My O Gauge Journal on
 Modelling the GWR

A personal Journey

Motorising the tippler

Based on the layout of the Meccano document I have purchased a number of Tamiya brackets, shafts sprocket and chain sets, motor and gearbox sets and worm screws and cogs from Pages of Tools, (see links top right of this page) .

Below is an early mockup of the cradle for the wagon. I have put a wagon locking beam on the main axle. The idea is that as the wagon platform rotates upwards and in a clockwise manner so the locking beam will bear down on the wagon to hold it steady while it continues to be rotated and empty its contents into a hopper below. A backplate will be needed to stop the wagon moving against the main axle.
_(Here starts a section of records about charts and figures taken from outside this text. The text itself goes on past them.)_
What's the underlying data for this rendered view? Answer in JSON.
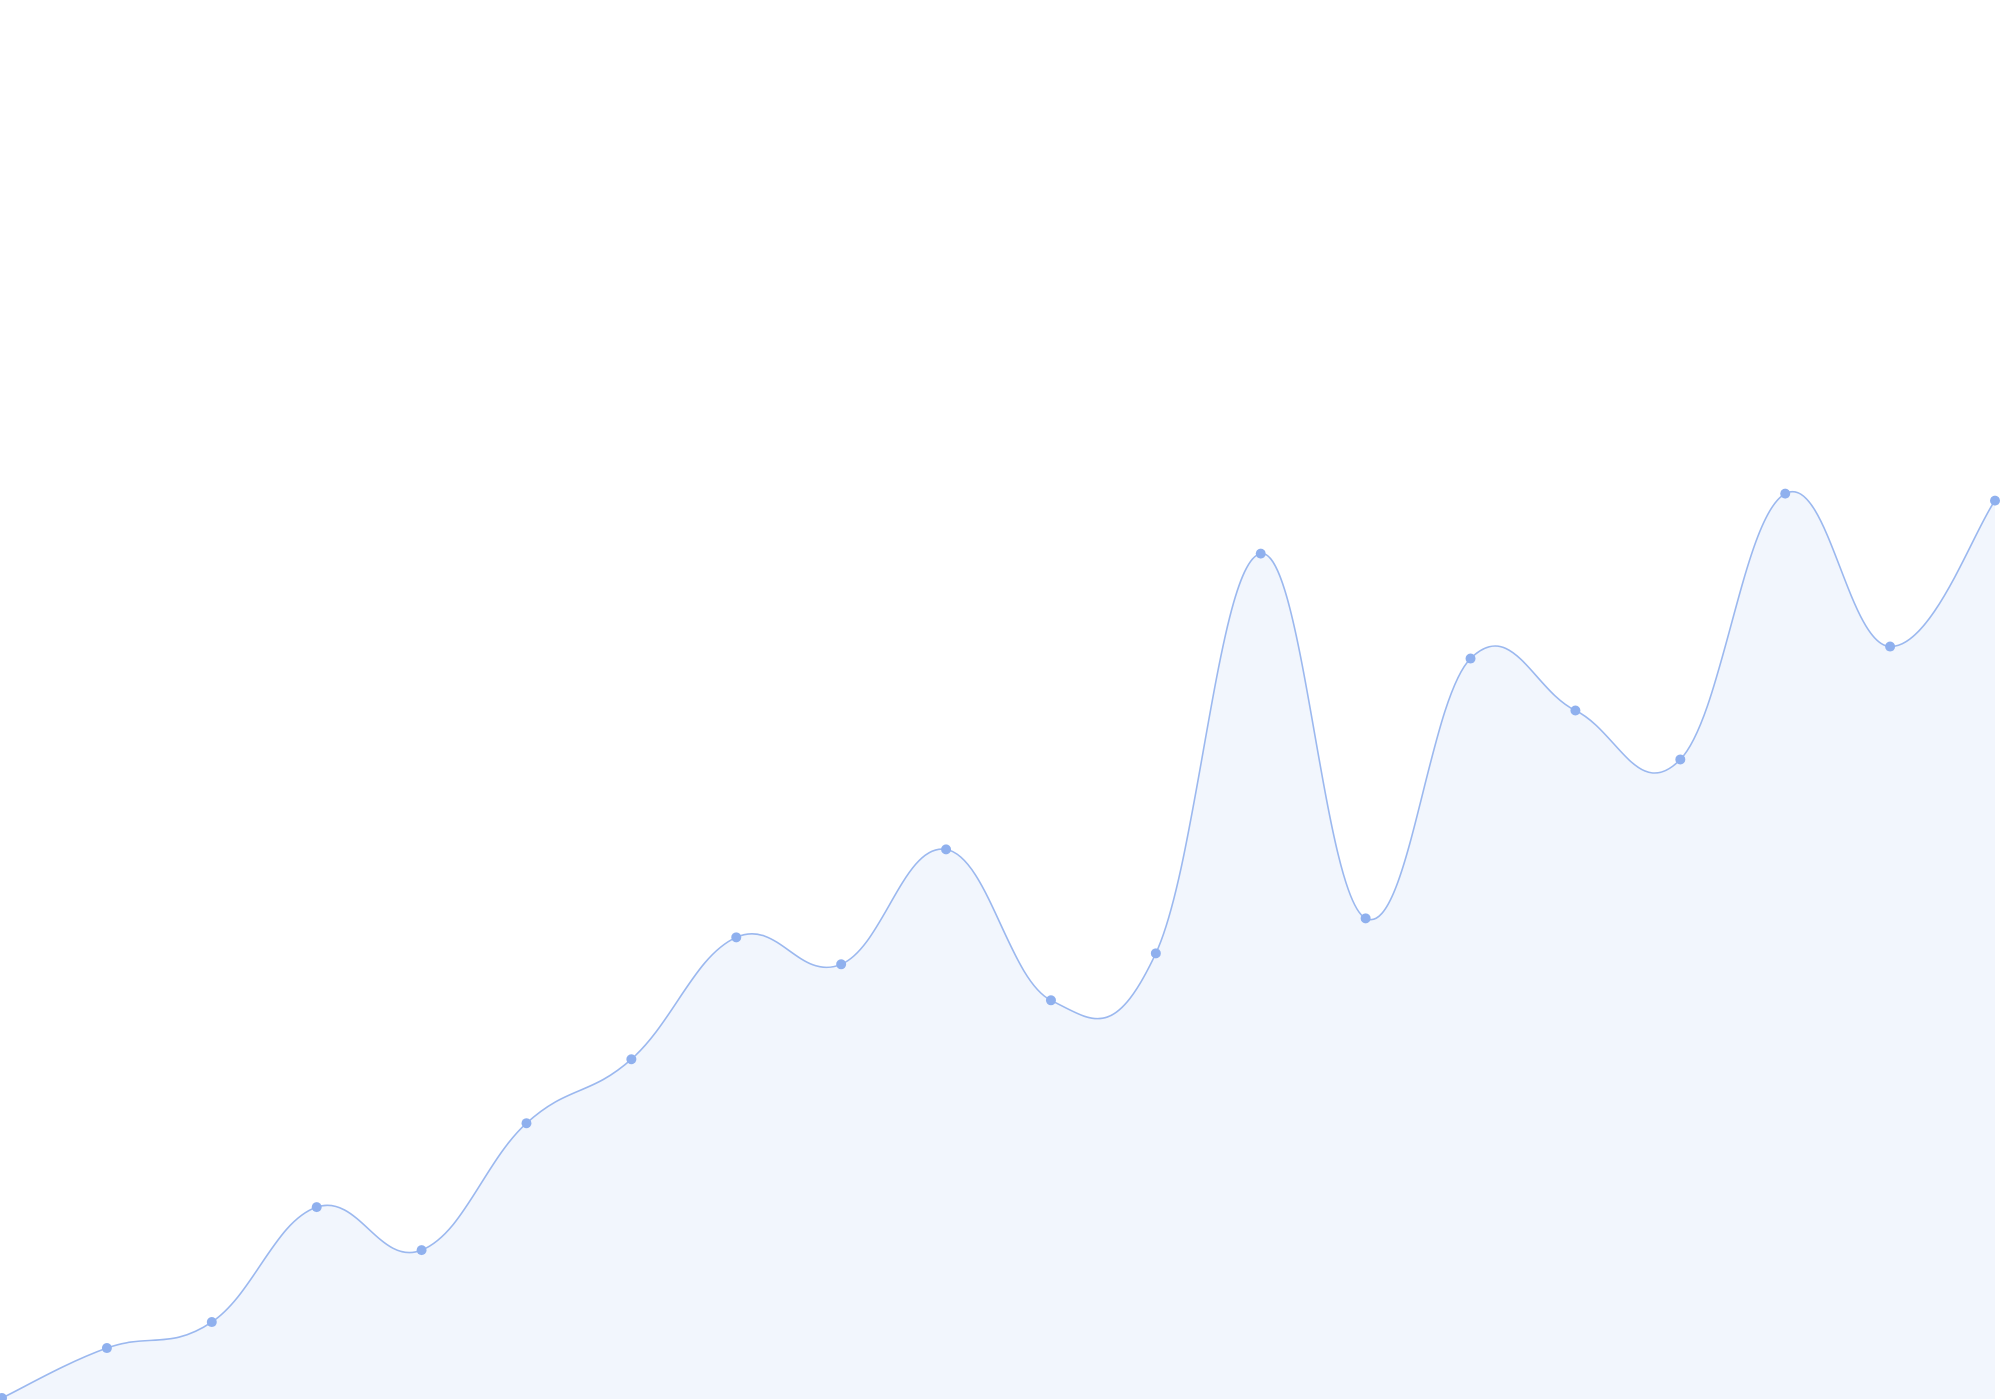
{
  "chart_data": {
    "type": "area",
    "title": "",
    "xlabel": "",
    "ylabel": "",
    "x": [
      0,
      1,
      2,
      3,
      4,
      5,
      6,
      7,
      8,
      9,
      10,
      11,
      12,
      13,
      14,
      15,
      16,
      17,
      18,
      19
    ],
    "series": [
      {
        "values": [
          1,
          51,
          77,
          192,
          149,
          276,
          340,
          462,
          435,
          550,
          399,
          446,
          846,
          481,
          741,
          689,
          640,
          906,
          753,
          899
        ]
      }
    ],
    "ylim": [
      0,
      1400
    ],
    "grid": false,
    "legend": "none",
    "colors": {
      "line": "#9bb8ef",
      "fill": "#f2f6fd",
      "marker": "#8fb0ee"
    }
  }
}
Here is the compiled model in styrene and wood with brass shafts and bearings. How this came about is accessed by clicking here.
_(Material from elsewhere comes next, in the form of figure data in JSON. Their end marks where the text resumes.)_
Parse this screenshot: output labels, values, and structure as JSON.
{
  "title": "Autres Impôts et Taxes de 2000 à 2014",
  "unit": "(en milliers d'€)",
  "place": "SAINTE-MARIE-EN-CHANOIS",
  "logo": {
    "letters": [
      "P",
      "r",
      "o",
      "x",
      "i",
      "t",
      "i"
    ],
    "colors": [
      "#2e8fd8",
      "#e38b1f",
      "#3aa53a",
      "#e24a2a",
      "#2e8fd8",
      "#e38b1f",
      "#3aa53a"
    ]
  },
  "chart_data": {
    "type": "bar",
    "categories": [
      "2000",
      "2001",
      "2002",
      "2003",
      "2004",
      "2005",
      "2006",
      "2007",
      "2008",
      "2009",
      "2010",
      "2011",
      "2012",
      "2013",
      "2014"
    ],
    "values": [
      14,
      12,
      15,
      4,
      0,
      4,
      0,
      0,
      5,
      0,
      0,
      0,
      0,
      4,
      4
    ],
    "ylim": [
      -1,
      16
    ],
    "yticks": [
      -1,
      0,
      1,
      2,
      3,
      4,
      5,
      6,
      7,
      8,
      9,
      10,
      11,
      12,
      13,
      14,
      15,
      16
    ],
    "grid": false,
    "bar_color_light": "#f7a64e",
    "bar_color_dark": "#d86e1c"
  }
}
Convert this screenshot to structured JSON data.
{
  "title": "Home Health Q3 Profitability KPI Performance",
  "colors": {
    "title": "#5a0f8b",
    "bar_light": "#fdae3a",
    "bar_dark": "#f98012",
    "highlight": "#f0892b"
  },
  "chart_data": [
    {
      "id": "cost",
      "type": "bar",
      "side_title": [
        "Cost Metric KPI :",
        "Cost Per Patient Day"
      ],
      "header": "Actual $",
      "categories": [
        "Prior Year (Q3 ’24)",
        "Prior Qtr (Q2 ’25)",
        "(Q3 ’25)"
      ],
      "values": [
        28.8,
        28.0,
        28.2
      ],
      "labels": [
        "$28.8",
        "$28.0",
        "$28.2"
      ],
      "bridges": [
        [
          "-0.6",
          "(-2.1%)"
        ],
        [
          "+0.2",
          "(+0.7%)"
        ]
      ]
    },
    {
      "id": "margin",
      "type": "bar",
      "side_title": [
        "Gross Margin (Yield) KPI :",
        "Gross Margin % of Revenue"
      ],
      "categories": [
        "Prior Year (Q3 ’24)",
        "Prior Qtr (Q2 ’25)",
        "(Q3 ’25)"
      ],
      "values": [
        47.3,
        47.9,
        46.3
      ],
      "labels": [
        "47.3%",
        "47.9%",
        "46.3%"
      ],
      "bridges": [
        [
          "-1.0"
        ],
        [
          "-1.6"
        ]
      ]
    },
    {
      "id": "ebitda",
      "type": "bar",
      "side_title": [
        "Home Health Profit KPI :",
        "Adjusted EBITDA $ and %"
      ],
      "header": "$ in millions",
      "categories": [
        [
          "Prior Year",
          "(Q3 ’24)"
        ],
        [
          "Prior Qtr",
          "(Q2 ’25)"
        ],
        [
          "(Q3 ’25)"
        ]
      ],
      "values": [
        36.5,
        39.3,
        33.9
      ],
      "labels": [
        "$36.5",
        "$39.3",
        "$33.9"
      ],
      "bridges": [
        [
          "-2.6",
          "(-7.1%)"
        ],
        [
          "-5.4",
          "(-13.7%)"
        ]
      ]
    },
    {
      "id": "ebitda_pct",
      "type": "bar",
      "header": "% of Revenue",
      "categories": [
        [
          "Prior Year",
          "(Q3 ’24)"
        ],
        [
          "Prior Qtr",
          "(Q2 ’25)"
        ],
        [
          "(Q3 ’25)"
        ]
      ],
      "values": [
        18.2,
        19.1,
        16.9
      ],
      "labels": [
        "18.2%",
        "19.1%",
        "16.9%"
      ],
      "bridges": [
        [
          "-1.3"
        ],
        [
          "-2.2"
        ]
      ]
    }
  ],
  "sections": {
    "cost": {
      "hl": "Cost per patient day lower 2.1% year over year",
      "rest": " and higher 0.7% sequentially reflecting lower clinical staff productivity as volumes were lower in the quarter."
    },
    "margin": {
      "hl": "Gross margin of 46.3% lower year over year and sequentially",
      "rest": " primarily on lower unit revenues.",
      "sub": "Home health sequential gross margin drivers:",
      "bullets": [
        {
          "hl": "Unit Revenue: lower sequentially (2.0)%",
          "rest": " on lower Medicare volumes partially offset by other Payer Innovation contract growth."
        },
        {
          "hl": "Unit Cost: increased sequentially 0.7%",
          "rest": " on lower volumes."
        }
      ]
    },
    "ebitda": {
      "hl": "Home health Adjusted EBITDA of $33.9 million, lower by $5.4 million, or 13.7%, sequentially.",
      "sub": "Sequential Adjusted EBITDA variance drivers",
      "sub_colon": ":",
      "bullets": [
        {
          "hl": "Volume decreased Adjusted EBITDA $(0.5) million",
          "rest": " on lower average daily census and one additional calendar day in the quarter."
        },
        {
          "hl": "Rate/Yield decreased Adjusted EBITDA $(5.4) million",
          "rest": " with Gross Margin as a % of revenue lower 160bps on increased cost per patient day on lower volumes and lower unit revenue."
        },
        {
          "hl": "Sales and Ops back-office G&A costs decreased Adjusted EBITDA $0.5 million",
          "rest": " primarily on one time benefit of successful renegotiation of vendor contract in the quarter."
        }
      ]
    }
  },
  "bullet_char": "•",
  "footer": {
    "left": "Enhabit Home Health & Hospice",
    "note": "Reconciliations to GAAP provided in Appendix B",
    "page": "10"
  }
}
To drive this arrangement I will put flexible racks on the large semicircular counter balances and drive them with a worm gear arrangement.

Here is a mock-up of the arrangement:- click for a larger view


The flexible rack has been fixed to the tippler with a small screw at each end of the track, (its a shame they are bright blue!). Once the position is seen to be accurate I will glue it in place and paint them grey.

Both the track and the brass gears rotating the track are from Motionco. The electric motor kit and plastic gearing are from Technobots. As a loose fit it appears to work. the motor will be hidden by a small building but this will be fitted after the main building for the tippler has been put together and built around the tippler lifting mechanism. Squaring up the track on the platform with the track leading up to it is also crucial. As the tippler track rotates, the inside line must not be any higher than the lead-in track or the wagons will tend to derail easily. Therefore getting the height of the rotating axle right is very important. And yes there were alignment issues as the lifting arms were a little out of true. So to get around this I made flexible axle supports for the driving gear as shown here:

Theses were made up of a spring resting on a washer as shown as the track arms rotated and moved out of true the supports also moved maintaining the right aboumt of adhesion. The right hand support only had one screw to hold it in place as shown here:

Sometimes the simplest of solutions are the best!

By now i have replaced the motor and gears with a stepper motor to be driven by an Arduino Uno board which will require a bit of programming, (more on that in the other sections on this project).